Decisamente pressante era il richiamo del B., in una memoria al duca del novembre 1636, alla necessità di un più stretto controllo sulla diffusione degli atti dell'autorità ecclesiastica e sulle relazioni fra episcopato locale e Curia romana; mentre veniva ribadita l'opportunità che alla magistratura fosse confermato il compito di una sempre più severa vigilanza sugli ordini religiosi e sull'esercizio di benefici e uffici ecclesiastici onde evitare ogni "mera usurpatione che col tempo prende color et titolo di giustitia". Gravemente lesiva dei diritti del principe e preoccupante sotto l'aspetto politico si presentava in particolare - secondo il B. - la collusione della Curia vescovile di Mondovì con le consorterie municipalistiche nella difesa dei privilegi locali contro l'inasprimento delle gabelle statali. In campo patrimoniale il B., conforme alle direttive ducali di progressiva alienazione di tasse e diritti statali per le croniche necessità della finanza pubblica, si limitò, più che alla difesa del patrimonio demaniale, a un puntiglioso esercizio delle funzioni di controllo sulle rendite derivanti dalle vecchie e nuove concessioni di privilegi feudali.
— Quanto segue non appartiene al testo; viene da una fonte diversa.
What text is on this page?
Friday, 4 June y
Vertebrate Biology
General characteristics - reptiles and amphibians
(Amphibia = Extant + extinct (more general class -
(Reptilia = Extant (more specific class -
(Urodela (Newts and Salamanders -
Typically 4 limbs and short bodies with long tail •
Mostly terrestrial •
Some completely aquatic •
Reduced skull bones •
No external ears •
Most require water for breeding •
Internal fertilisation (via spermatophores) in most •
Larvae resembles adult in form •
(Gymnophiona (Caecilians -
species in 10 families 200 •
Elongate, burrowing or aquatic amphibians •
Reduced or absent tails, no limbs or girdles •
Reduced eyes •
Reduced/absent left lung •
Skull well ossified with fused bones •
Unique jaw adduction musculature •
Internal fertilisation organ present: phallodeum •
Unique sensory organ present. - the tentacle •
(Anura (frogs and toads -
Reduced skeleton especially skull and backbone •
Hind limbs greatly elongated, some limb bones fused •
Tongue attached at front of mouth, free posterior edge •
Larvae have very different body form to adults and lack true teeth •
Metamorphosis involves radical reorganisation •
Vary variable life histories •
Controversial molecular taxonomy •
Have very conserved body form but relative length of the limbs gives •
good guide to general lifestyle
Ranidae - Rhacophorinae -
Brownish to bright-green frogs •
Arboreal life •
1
Nel 1651 il B. lasciava la cattedra di diritto civile; poco dopo si ritirava dall'impiego pubblico. Morì a Torino nel 1655.
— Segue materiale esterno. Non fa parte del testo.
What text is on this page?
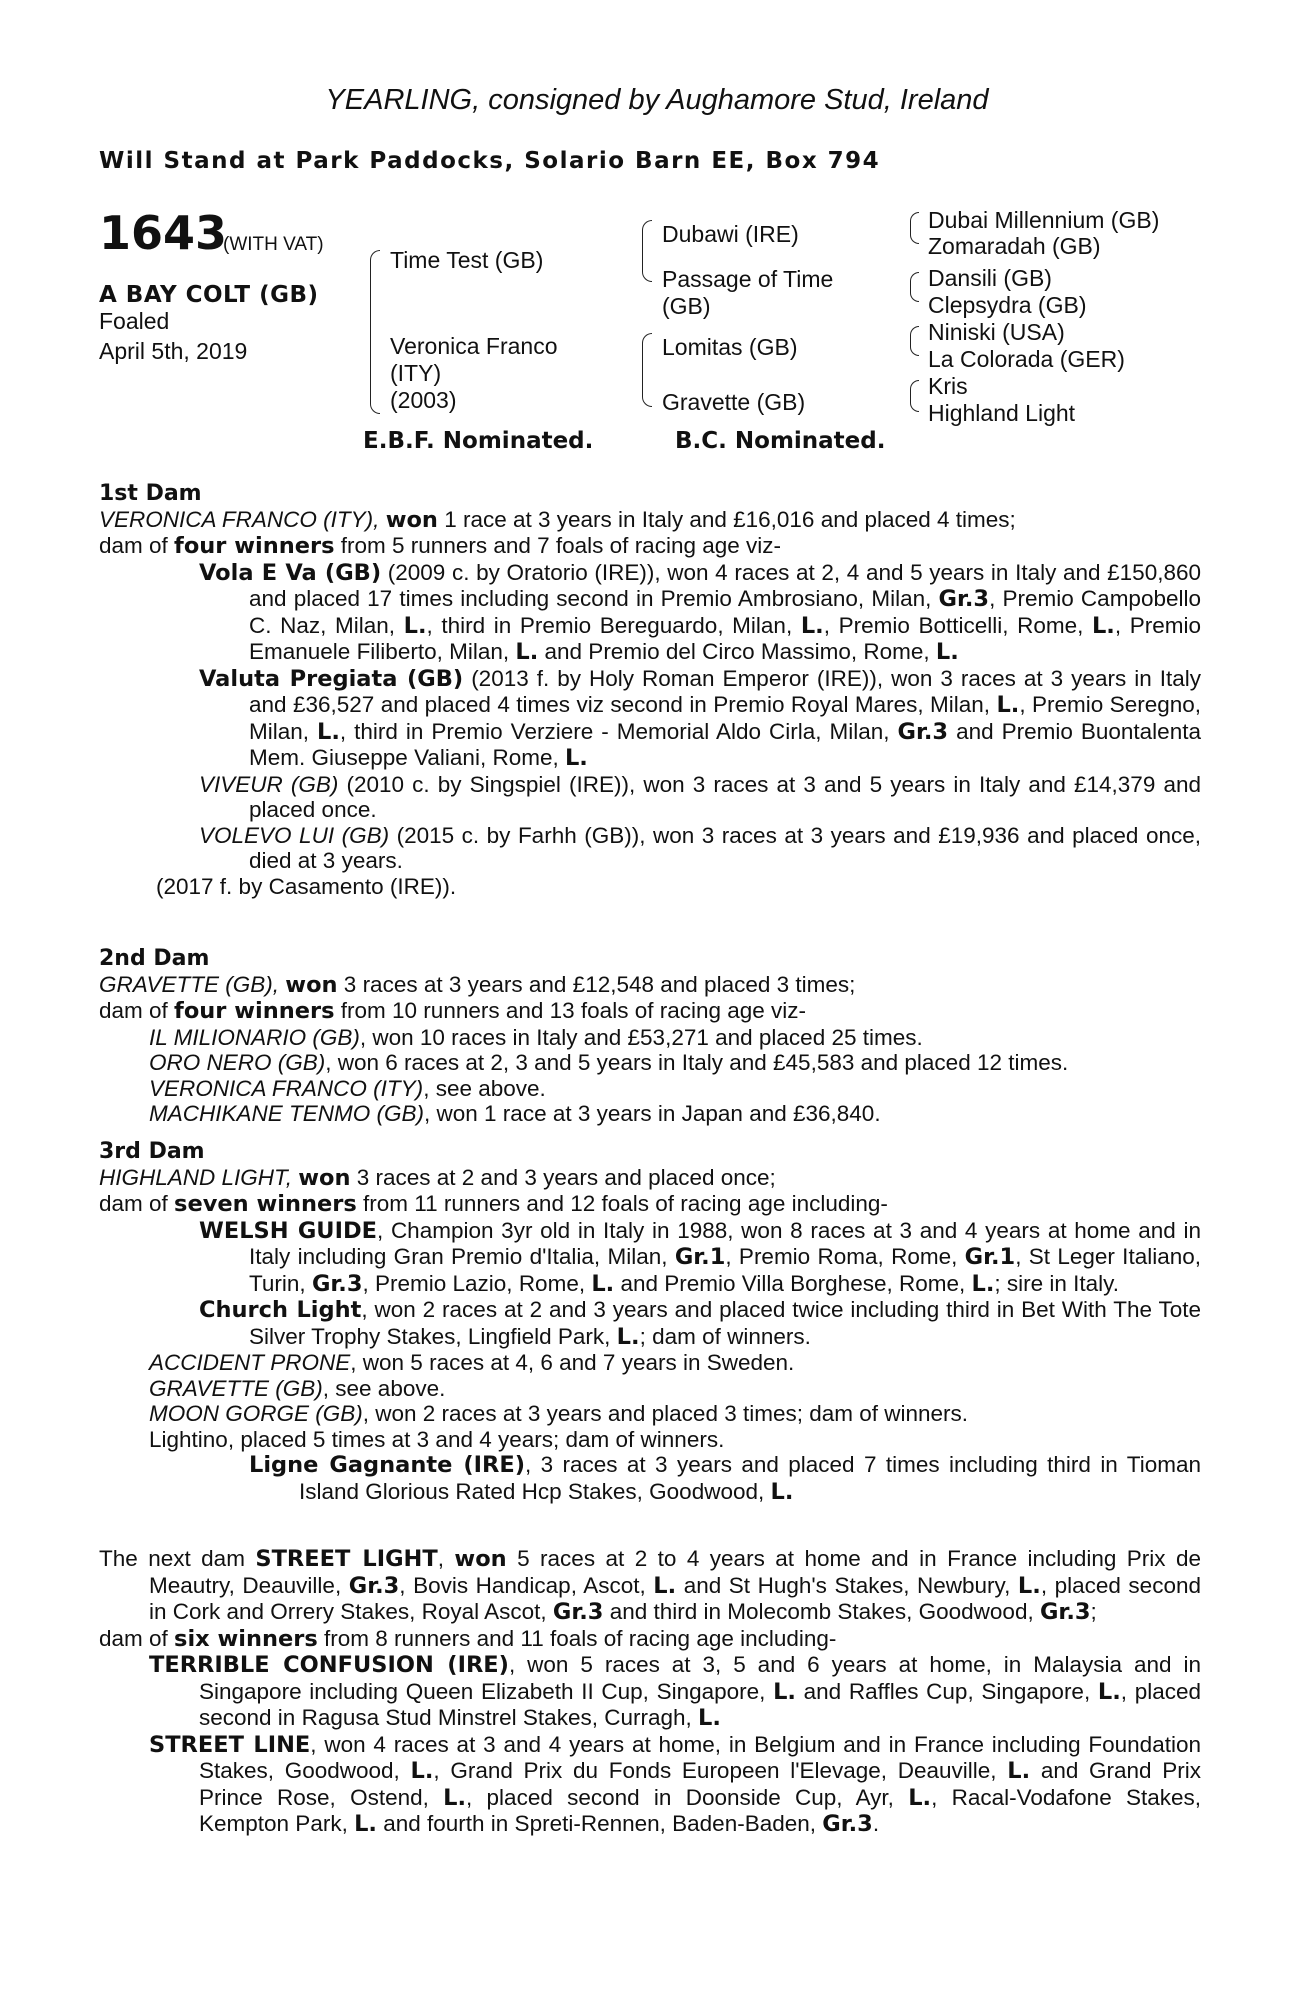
YEARLING, consigned by Aughamore Stud, Ireland
Will Stand at Park Paddocks, Solario Barn EE, Box 794
1643
(WITH VAT)
A BAY COLT (GB)
Foaled
April 5th, 2019
Time Test (GB)
Veronica Franco
(ITY)
(2003)
Dubawi (IRE)
Passage of Time
(GB)
Lomitas (GB)
Gravette (GB)
Dubai Millennium (GB)
Zomaradah (GB)
Dansili (GB)
Clepsydra (GB)
Niniski (USA)
La Colorada (GER)
Kris
Highland Light
E.B.F. Nominated.	B.C. Nominated.

1st Dam

VERONICA FRANCO (ITY), won 1 race at 3 years in Italy and £16,016 and placed 4 times;

dam of four winners from 5 runners and 7 foals of racing age viz-

Vola E Va (GB) (2009 c. by Oratorio (IRE)), won 4 races at 2, 4 and 5 years in Italy and £150,860 and placed 17 times including second in Premio Ambrosiano, Milan, Gr.3, Premio Campobello C. Naz, Milan, L., third in Premio Bereguardo, Milan, L., Premio Botticelli, Rome, L., Premio Emanuele Filiberto, Milan, L. and Premio del Circo Massimo, Rome, L.

Valuta Pregiata (GB) (2013 f. by Holy Roman Emperor (IRE)), won 3 races at 3 years in Italy and £36,527 and placed 4 times viz second in Premio Royal Mares, Milan, L., Premio Seregno, Milan, L., third in Premio Verziere - Memorial Aldo Cirla, Milan, Gr.3 and Premio Buontalenta Mem. Giuseppe Valiani, Rome, L.

VIVEUR (GB) (2010 c. by Singspiel (IRE)), won 3 races at 3 and 5 years in Italy and £14,379 and placed once.

VOLEVO LUI (GB) (2015 c. by Farhh (GB)), won 3 races at 3 years and £19,936 and placed once, died at 3 years.

(2017 f. by Casamento (IRE)).

2nd Dam

GRAVETTE (GB), won 3 races at 3 years and £12,548 and placed 3 times;

dam of four winners from 10 runners and 13 foals of racing age viz-

IL MILIONARIO (GB), won 10 races in Italy and £53,271 and placed 25 times.

ORO NERO (GB), won 6 races at 2, 3 and 5 years in Italy and £45,583 and placed 12 times.

VERONICA FRANCO (ITY), see above.

MACHIKANE TENMO (GB), won 1 race at 3 years in Japan and £36,840.

3rd Dam

HIGHLAND LIGHT, won 3 races at 2 and 3 years and placed once;

dam of seven winners from 11 runners and 12 foals of racing age including-

WELSH GUIDE, Champion 3yr old in Italy in 1988, won 8 races at 3 and 4 years at home and in Italy including Gran Premio d'Italia, Milan, Gr.1, Premio Roma, Rome, Gr.1, St Leger Italiano, Turin, Gr.3, Premio Lazio, Rome, L. and Premio Villa Borghese, Rome, L.; sire in Italy.

Church Light, won 2 races at 2 and 3 years and placed twice including third in Bet With The Tote Silver Trophy Stakes, Lingfield Park, L.; dam of winners.

ACCIDENT PRONE, won 5 races at 4, 6 and 7 years in Sweden.

GRAVETTE (GB), see above.

MOON GORGE (GB), won 2 races at 3 years and placed 3 times; dam of winners.

Lightino, placed 5 times at 3 and 4 years; dam of winners.

Ligne Gagnante (IRE), 3 races at 3 years and placed 7 times including third in Tioman Island Glorious Rated Hcp Stakes, Goodwood, L.

The next dam STREET LIGHT, won 5 races at 2 to 4 years at home and in France including Prix de Meautry, Deauville, Gr.3, Bovis Handicap, Ascot, L. and St Hugh's Stakes, Newbury, L., placed second in Cork and Orrery Stakes, Royal Ascot, Gr.3 and third in Molecomb Stakes, Goodwood, Gr.3;

dam of six winners from 8 runners and 11 foals of racing age including-

TERRIBLE CONFUSION (IRE), won 5 races at 3, 5 and 6 years at home, in Malaysia and in Singapore including Queen Elizabeth II Cup, Singapore, L. and Raffles Cup, Singapore, L., placed second in Ragusa Stud Minstrel Stakes, Curragh, L.

STREET LINE, won 4 races at 3 and 4 years at home, in Belgium and in France including Foundation Stakes, Goodwood, L., Grand Prix du Fonds Europeen l'Elevage, Deauville, L. and Grand Prix Prince Rose, Ostend, L., placed second in Doonside Cup, Ayr, L., Racal-Vodafone Stakes, Kempton Park, L. and fourth in Spreti-Rennen, Baden-Baden, Gr.3.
Fonti e Bibl.: Archivio di Stato di Torino, Sezione I, Lettere particolari, mazzo B, 1621 in 1654, 18 nov. 1636, 4 apr. 1649, 24 giugno 1651, 6 e 22 ag. 1654; Sezioni Riunite, Patenti Piemonte, reg. 48, f. 197; 56, f. 257; Controllo Finanze, reg. 1624, 2º, f. 147; 1626, ff. 38 e 163; 1627, f. 216; 1628, f. 238; 1629 in 1630, ff. 121 e 169; 1631 in 1632, ff. 120 e 384; 1632 in 1633, f. 225; 1634, f. 92; 1636 in 1637, ff. 121 e 225; 1638, 2º, f. 15; 1639 in 1640, f. 136; 1642 in 1643, f. 43; 1644 in 1645, f. 264; 1651, f. 79; E. Tesauro, Campeggiamenti del Serenissimo Principe Tommaso di Savoia, Torino 1674, p. 171; F. Alberti, Ateneo Sospellese, Torino 1724, pp. 24 s.; G. Galli della Loggia, Cariche del Piemonte, Torino 1798, II, p. 76; C. Dionisotti, Storia della magistratura piemontese, Torino 1881, II, pp. 325 s.; A. Manno, Il patriziato subalpino, II, Firenze 1906, p. 318; M. Chiaudano, I lettori dell'Università di Torino ai tempi di Carlo Emanuele I, 1580-1630, Torino 1930, pp. 76 ss.; C. Calcaterra, Il nostro imminente Risorgimento, Torino 1935, pp. 258, 274, 451.